Casa: come tutelarla in caso di difficoltà economiche, parla Alessandra Scerra (Syho)

Alessandra Scerra (Syho) come tutelare la casa dalle difficoltà economiche.

A colloquio con Alessandra Scerra, presidente di Save your home (Syho), su come proteggere la casa e il patrimonio immobiliare.

Diventare “un progetto contagioso”. È l’obiettivo di Syho – Save Your Home, come chiarisce la presidente Alessandra Scerra, avvocato da anni impegnato nella tutela del patrimonio immobiliare e nella salvaguardia della dignità delle persone in contesti di crisi. Per Scerra, 38 anni, legge, finanza, etica, inclusione sociale e rigenerazione immobiliare possono – anzi dovrebbero – coesistere, contribuendo alla costruzione di un modello alternativo e sostenibile per la gestione dei crediti deteriorati.

Generare valore economico e sociale

“È importante che sempre più operatori, banche, finanziarie, investitori, comprendano che è possibile fare impresa e generare valore economico – sottolinea la presidente di Syho – creando, allo stesso tempo, valore sociale. La nostra sfida è far sì che le istituzioni comprendano la validità della nostra iniziativa e decidano di sostenerla maggiormente sul piano normativo. Perché oggi la legge c’è, ma se ne parla ancora molto poco. Così le persone che potrebbero beneficiarne, spesso non la conoscono”.

Una soluzione salva-casa

Il tema è quello della cartolarizzazione a valenza sociale. E allora facciamo un passo indietro: la casa è un bene prezioso, ma può capitare di non riuscire più a pagare le rate del mutuo. Così in molti casi si finisce per perdere l’abitazione, svenduta all’asta dal creditore. E questo è solo l’inizio di un dramma dal quale è difficile risollevarsi.

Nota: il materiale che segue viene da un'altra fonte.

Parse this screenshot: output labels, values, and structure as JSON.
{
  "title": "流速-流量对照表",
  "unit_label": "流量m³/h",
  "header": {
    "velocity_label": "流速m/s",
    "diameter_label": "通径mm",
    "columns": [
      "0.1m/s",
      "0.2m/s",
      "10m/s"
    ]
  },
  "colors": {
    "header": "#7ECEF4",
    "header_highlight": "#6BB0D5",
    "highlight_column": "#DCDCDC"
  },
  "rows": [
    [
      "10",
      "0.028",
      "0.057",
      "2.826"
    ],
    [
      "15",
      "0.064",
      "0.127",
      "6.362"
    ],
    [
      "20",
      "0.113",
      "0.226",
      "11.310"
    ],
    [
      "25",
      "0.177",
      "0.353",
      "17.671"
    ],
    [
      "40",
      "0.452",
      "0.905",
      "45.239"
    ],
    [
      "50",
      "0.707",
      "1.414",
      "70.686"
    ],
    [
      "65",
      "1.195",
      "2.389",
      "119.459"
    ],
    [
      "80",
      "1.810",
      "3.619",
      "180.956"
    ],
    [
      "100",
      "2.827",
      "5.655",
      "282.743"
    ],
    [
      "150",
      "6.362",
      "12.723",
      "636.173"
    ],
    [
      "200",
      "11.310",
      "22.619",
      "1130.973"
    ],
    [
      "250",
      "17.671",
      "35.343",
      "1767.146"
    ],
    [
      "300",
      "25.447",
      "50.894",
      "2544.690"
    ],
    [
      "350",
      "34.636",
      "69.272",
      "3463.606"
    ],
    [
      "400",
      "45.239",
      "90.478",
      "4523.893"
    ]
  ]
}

“Molto spesso infatti si resta con una coda di debito residuo importante, al quale non si riuscirà a fare fronte. Ebbene, quando un debitore che non è riuscito a pagare le rate del mutuo non sa come evitare il pignoramento, può rivolgersi a un veicolo di cartolarizzazione a valenza sociale formulando un’istanza apposita per far acquistare il suo debito dalla banca creditrice, estinguerlo cedendo la proprietà dell’immobile e mantenerne il possesso con un contratto di locazione. Save Your Home ha ampliato la proposta offrendo anche la soluzione ‘rent to buy’, un patto di acquisto che il cliente sottoscrive dopo la cessione della proprietà. In questo modo – spiega l’avvocato – la famiglia continua ad abitare in casa sua, i canoni sono calibrati sulla base delle reali capacità economiche del cliente e vengono considerati per il 90% a titolo di acconto sul futuro riscatto. Dopo 36 mesi si ha la possibilità di riacquistare la piena proprietà dell’immobile versando il residuo, che corrisponderà al debito iniziale decurtato di tutti gli acconti versati fino a quel momento”.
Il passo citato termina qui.